XIX
Пришло сразу три "студебеккера". И рабочая машина, тот агрегат, который мысленно представлялся усталому Сафронову, вновь заработал, перескочил на другую скорость, закрутился на всю мощь своих оборотов, диктуя людям свой ритм и свое напряжение.
Опять замелькали перед глазами Сафронова лица, сливаясь в одно лицо, зарябило от красного и белого, запахло кровью, зазвенело в ушах от стонов и просьб. Снова он встречался с вопросительными, недовольными, молящими, упрекающими, тускнеющими взглядами раненых. И в который раз бегал в операционную, в перевязочную, к командиру МСБ все с той же просьбой: "Нельзя ли побыстрее? Отяжелевают". Но они будто не понимали его, потому что не видели укоряющих глаз, не слышали просьб, мольбы, ругани и угроз.
Они ничем и не могли помочь - сократить поток, ускорить работу, совершить какое-то чудо, - вынуждая его оставаться со своим недовольством и нарастающими с каждым часом душевными терзаниями.
В самой сортировке все шло как надо. Раненых принимали, поили, кормили, оказывали помощь, ухаживали, наблюдали. Санитары, на которых так не надеялся Сафронов до начала операции, делали все, что от них требовалось, старались, не щадили себя, работали не покладая рук. Но Сафронов видел: все старания - и его и подчиненных - не то что напрасны, но не достигают желанной цели. Люди залеживаются и отяжелевают. Теперь он уже и сам понимал, что поток нужно как-то сдержать, напор его уменьшить, иначе вообще агрегат может не выдержать напряжения и выйти из строя. Он даже представил себе нечто вроде короткого замыкания, нечто вроде огромной вольтовой дуги, где горят они все, - и тут же отбросил это болезненное видение.

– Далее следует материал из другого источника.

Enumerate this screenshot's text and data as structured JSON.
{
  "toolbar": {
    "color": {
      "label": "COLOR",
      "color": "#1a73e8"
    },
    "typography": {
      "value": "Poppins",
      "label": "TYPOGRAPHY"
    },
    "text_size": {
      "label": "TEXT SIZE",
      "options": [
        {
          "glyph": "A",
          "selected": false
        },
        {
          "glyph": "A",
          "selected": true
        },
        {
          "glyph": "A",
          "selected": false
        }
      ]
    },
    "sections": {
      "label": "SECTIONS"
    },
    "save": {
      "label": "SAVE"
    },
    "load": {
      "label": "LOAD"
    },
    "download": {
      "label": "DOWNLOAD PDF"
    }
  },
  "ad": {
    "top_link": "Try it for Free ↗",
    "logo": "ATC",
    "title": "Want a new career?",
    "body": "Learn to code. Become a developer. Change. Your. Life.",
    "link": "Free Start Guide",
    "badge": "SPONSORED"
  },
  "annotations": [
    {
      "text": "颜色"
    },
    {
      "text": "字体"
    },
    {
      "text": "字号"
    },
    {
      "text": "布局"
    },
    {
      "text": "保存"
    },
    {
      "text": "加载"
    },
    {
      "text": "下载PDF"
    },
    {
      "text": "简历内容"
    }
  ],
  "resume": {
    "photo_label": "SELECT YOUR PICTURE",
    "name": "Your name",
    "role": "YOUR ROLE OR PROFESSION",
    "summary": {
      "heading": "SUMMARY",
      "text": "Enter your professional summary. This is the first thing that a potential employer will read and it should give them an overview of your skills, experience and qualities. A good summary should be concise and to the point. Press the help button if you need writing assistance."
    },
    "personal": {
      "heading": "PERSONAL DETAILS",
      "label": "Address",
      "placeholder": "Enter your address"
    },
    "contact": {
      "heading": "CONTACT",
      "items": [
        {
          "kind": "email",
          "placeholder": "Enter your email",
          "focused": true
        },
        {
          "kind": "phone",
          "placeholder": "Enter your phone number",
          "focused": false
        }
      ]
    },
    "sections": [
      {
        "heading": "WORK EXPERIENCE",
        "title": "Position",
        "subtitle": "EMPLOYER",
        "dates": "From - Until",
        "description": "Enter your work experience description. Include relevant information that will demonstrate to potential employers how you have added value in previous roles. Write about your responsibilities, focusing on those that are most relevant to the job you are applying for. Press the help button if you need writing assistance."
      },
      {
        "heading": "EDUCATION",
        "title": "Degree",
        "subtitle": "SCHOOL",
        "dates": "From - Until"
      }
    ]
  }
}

Хорошо бы перевести скорость, усилить темп, но этого не получается. Значит, остается одно: не принимать посторонних, чужих, не своих раненых. В душе он был против этих слов: "посторонние", "чужие", "не наши", но иного выхода не было. И Сафронов отдал жесткую команду: "Принимать только наших. Остальных в исключительных случаях, только по жизненным показаниям". Он дал в помощь принимающему лейтенанту Кубышкину самого бывалого и крепкого санитара - сержанта Трофимова. Но и заслон не всегда помогал. Шоферы и сопровождающие были стреляными ребятами. Они грозились, размахивали перед носом Кубышкина оружием, крыли матом, а раненые тем временем, видно проинструктированные заранее, потихоньку покидали кузов, пристраивались к тем, кто располагался вокруг палатки. Пойди разберись ночью, кто свой, кто чужой. Когда санитары разгадали этот нехитрый фокус, появился новый. Машины не доходили до медсанбата, останавливались метрах в ста. Там ходячие вылезали и добирались до сортировки своим ходом. А уже после этого лежачих подвозили к палатке.
- Задержите-ка этого фокусника, - приказал Сафронов. - Чтоб в следующий заезд он предстал передо мной.
Под утро к нему привели неказистого сержанта - ноги кривые, плечики узкие, нос как у птички.
- Вот, - выдохнул запыхавшийся Трофимов.
Сафронов устало повел головой, не поверил:
- Этот?
- Он самый.
- Он, стал быть, - подтвердил из-за спины Трофимова Лепик.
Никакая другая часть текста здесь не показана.